Kazakhstan shares a long border with China. Chinese cars dominate Kazakh streets, and many Turkish businessmen own at least one Chinese car. However, the competition with Chinese businesses in some sectors is becoming increasingly intense. While Turkish businessmen welcome incentives from Kazakhstan, they urge Ankara to adopt policies that encourage more companies to enter and operate in the country.
Kazakhstan’s transformation and economic ambition were recently highlighted at a roundtable hosted by Türkiye’de Is Dunyasi magazine in collaboration with the Foreign Economic Relations Board of Türkiye (DEIK).
Business leaders emphasized that this is the right time for new investments, citing Kazakhstan’s strategic position at the heart of Eurasia and its ambitious “Middle Corridor” trade vision, which seeks to link Asia and Europe.
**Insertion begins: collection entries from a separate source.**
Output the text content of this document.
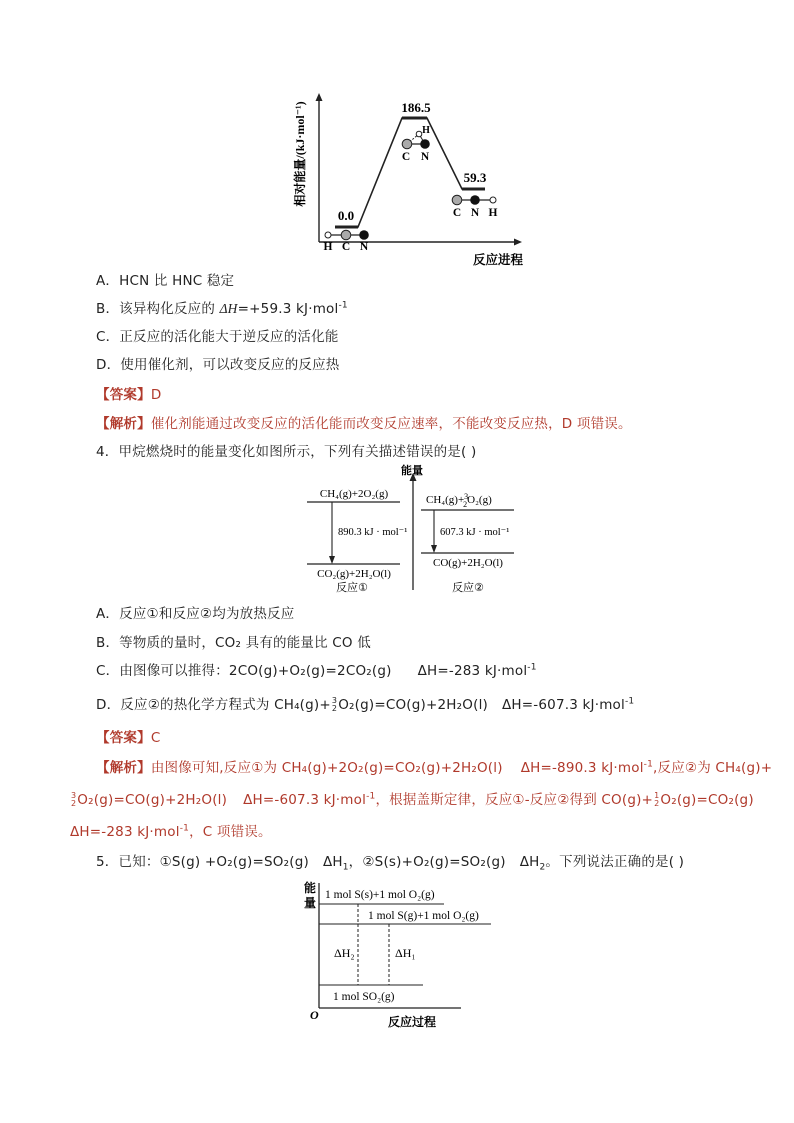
相对能量/(kJ·mol⁻¹)
反应进程
0.0
186.5
59.3
H C N
C N
H
C N H
A．HCN 比 HNC 稳定
B．该异构化反应的 ΔH=+59.3 kJ·mol$^{-1}$
C．正反应的活化能大于逆反应的活化能
D．使用催化剂，可以改变反应的反应热
【答案】D
【解析】催化剂能通过改变反应的活化能而改变反应速率，不能改变反应热，D 项错误。
4．甲烷燃烧时的能量变化如图所示，下列有关描述错误的是( )
能量
CH₄(g)+2O₂(g)
890.3 kJ · mol⁻¹
CO₂(g)+2H₂O(l)
反应①
CH₄(g)+$^3$ 2O₂(g)
607.3 kJ · mol⁻¹
CO(g)+2H₂O(l)
反应②
A．反应①和反应②均为放热反应
B．等物质的量时，CO₂ 具有的能量比 CO 低
C．由图像可以推得：2CO(g)+O₂(g)=2CO₂(g) ΔH=-283 kJ·mol$^{-1}$
D．反应②的热化学方程式为 CH₄(g)+ 3
2 O₂(g)=CO(g)+2H₂O(l) ΔH=-607.3 kJ·mol$^{-1}$
【答案】C
【解析】由图像可知,反应①为 CH₄(g)+2O₂(g)=CO₂(g)+2H₂O(l) ΔH=-890.3 kJ·mol$^{-1}$,反应②为 CH₄(g)+
3
2 O₂(g)=CO(g)+2H₂O(l) ΔH=-607.3 kJ·mol$^{-1}$，根据盖斯定律，反应①-反应②得到 CO(g)+ 1
2 O₂(g)=CO₂(g)
ΔH=-283 kJ·mol$^{-1}$，C 项错误。
5．已知：①S(g) +O₂(g)=SO₂(g) $\Delta H_1$，②S(s)+O₂(g)=SO₂(g) $\Delta H_2$。下列说法正确的是( )
能
量
1 mol S(s)+1 mol O₂(g)
1 mol S(g)+1 mol O₂(g)
1 mol SO₂(g)
ΔH₂	ΔH₁
O	反应过程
“Since gaining independence, Kazakhstan has undergone an extraordinary transformation in 34 years,” said Selcuk Yuce, chairman of DEIK's Türkiye-Kazakhstan Business Council. “Turkish companies have not only contributed to infrastructure development but also played a role in Kazakhstan’s modernization. This is a country where every investment returns both financially and morally.”
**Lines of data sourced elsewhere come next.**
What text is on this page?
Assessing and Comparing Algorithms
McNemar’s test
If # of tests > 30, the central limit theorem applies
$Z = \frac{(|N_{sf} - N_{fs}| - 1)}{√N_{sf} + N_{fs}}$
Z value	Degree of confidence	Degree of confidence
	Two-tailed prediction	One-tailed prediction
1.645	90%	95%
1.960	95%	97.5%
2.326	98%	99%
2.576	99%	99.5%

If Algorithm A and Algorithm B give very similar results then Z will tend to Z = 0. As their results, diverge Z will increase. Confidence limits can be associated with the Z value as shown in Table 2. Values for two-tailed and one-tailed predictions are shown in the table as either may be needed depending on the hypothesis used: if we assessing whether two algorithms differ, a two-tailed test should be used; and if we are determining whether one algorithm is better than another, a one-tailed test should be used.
Yuce highlighted agriculture, mining, energy, logistics, and defense as key areas for future cooperation, advising entrepreneurs to respect local business culture. “Don’t try to change the rules here—adapt to Kazakhstan’s way of doing business,” he said.
Other business leaders echoed Yuce’s optimism, offering insights into their sectors: Ayan of AHSEL Group said, “We started with electrification projects in Türkiye and continued with construction in Kazakhstan. Today, we’ve built hotels, shopping malls, and over 8,000 housing units.” One businessman, Serkan Oztas of SMS Group, proudly said, “We’ve built 65% of Kazakhstan’s intercity roads and are working on the Almaty Airport renovation. Our next step is a $126 million agricultural investment” in the meeting organized by Ihlas Media Holding-owned Turkiye'de Is Dunyasi magazine.
Kazakhstan continues its journey toward becoming a regional powerhouse, and Turkish companies remain deeply invested—not only financially but also culturally and strategically.
The first generation of investors, who took risks in a country still finding its footing, are now witnessing the dividends of their foresight.
And with new opportunities emerging across sectors, the next wave of Turkish entrepreneurs is poised to build on this enduring partnership.